I've surrendered on utm_* query parameters in URLs
I've written before about the various extra utm_* query parameters that show up on a lot of URLs these days (it turns out that they are apparently due to a Google product called Urchin). Back then I was optimistic that a change in the Planet Sysadmin Twitter feed would make them go away. It turns out, well, no such luck. These days, all sorts of things 'helpfully' add these query parameters to URLs that are shared through the various parts of the social web; in fact, my strong impression is that it's hard to share links without this happening. I've continued to see a steady dribble of such requests every day and while many of them are from various Twitter-related robots, some of them show every sign of being from real human beings.

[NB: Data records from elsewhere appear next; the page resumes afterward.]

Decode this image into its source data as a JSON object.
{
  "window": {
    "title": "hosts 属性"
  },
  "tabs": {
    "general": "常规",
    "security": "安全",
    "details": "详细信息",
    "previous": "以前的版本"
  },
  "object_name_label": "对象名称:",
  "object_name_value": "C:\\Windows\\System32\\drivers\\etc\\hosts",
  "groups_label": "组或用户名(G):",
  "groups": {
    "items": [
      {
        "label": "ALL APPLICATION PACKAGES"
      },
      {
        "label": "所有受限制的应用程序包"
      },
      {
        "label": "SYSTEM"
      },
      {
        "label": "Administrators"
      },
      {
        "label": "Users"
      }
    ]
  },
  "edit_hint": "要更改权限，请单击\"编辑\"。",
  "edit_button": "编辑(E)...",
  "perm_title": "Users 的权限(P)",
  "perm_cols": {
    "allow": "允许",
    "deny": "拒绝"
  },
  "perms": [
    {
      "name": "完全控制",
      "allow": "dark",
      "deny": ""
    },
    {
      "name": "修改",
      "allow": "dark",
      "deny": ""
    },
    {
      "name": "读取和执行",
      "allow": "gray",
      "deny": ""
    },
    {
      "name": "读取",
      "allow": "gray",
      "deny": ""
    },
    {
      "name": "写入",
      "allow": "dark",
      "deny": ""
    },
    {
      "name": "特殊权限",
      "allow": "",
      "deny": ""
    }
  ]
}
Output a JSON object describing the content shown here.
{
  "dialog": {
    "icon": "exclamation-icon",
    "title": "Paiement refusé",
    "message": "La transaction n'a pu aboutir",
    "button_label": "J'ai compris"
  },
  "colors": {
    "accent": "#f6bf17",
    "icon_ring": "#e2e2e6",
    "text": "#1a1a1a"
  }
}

(It looks as if any time a URL is mentioned for the first time in
anyone's Twitter stream some number of robots wake up and poke it,
I've disliked these query parameters every since I saw them. They're a hack and fundamentally wrong and they only work because almost every web server in the world is terribly sloppy (per the original discussion). I stuck to my guns on this for a long time. But. Real people are out there innocently using stuff that feeds them URLs with these unsightly query strings and trying to see my content, and I was giving them error pages instead. I don't care about robots, but I do care about people (eventually).
So I've surrendered. DWiki now accepts URLs with utm_* query parameters, no matter how annoyed this makes me.
However this isn't a complete surrender, as I'm handling this the right way. If you use a URL with these query parameters, you don't get the page itself. Instead DWiki immediately returns a redirection to the page's proper URL (ie the one without all of the ugly parameters that exist to either track your activities or inflate the nominal influence of various traffic sources, depending on who you ask). This removes all of the utm_ ugliness from the URL that people actually see and ensures that various sorts of web crawlers get the canonical URL for the page instead of seeing duplicate content across several different URLs.